Çarlık Rusyası’nda 1900’lerde başlayan sosyal ve siyasal devinim, vahşi kapitalistlere dönüşen eski toprak soylularının otoriter yönetiminin yeni işçi sınıfının artan taleplerine cevap vermek istememesinden doğan uzlaşmaz çelişkinin bir sonucudur. 1898’de kurulan Rus Sosyal Demokrat İşçi Partisi de yeni sınıfın partisi. Bu sürecin 1914’de nasıl bir siyasal dönüşümle sonuçlandığını ve dünyanın ilk işçi sınıfı iktidarına yol açtığını anımsıyoruz. Bu süreci en doğru okuyan yazın ustalarının başında Maksim Gorki gelir. Her dönemde otokrasiye karşı çıkan büyük usta bu tavrını belki de yaşamıyla ödemiştir.

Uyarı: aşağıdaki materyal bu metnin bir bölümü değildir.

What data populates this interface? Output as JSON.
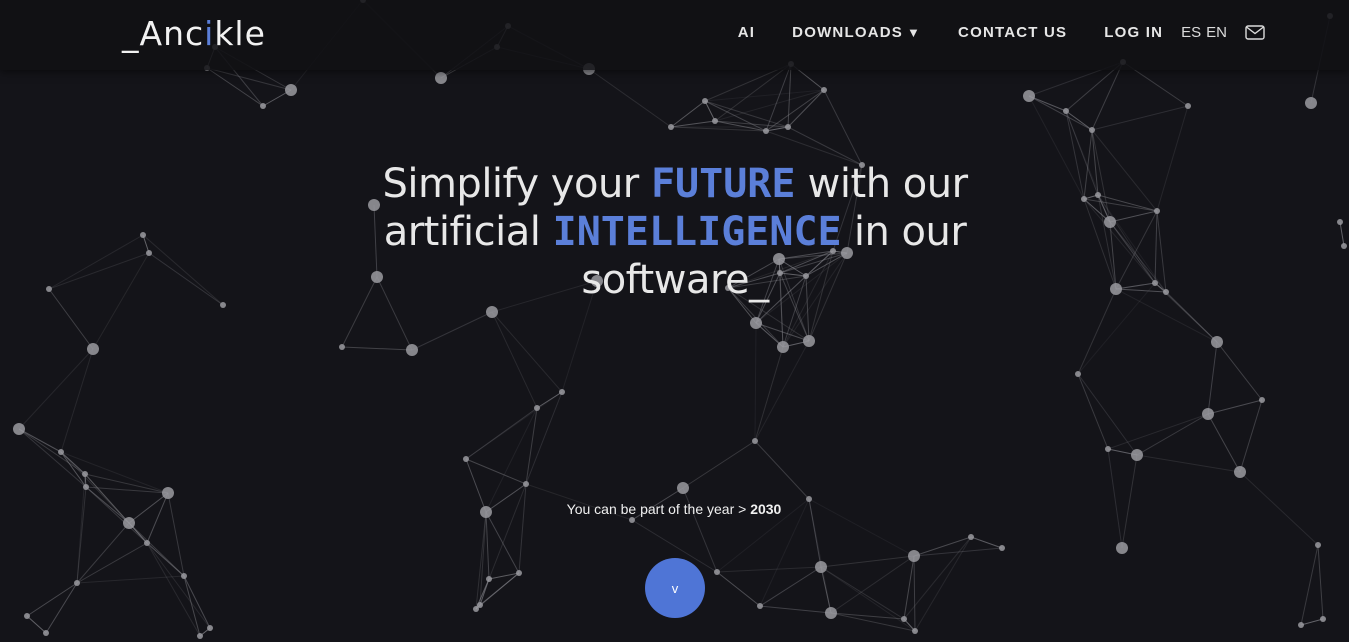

Büyük sanat eserleri eskimiyor. Bana göre, yeni burjuvazinin iktidarını pekiştirme savaşı verdiği, sermayenin el değiştirdiği, iktidar savaşının sert biçimde sürdüğü, büyük kentlerin varoşlarında vasıfsız çalışan ve çalışamayan yığınlarının oluştuğu ülkemizde kazanan-kaybeden çelişkileri ve bundan doğan hayat-ı hakikiyye hikayeleri Gorki’nin hayal gücünü bile aşıyor. Bu çatışmaların ezel-ebed olduğunu hatırlatma doğrultusunda bu oyun cuk oturuyor doğrusu!
Latinler “Ars Longa Vita Brevis” (Sanat Uzun Hayat Kısadır) derler. Hele hele, benzer olayların tarihte zaman zaman tekrarlandığını, insan acılarının, arzularının ve hırslarının evrenselliğini, insan malzemesini usta eliyle yuğurup halli hamur ederek anlatan bir sanat daha da uzun oluyor. (AE/NV)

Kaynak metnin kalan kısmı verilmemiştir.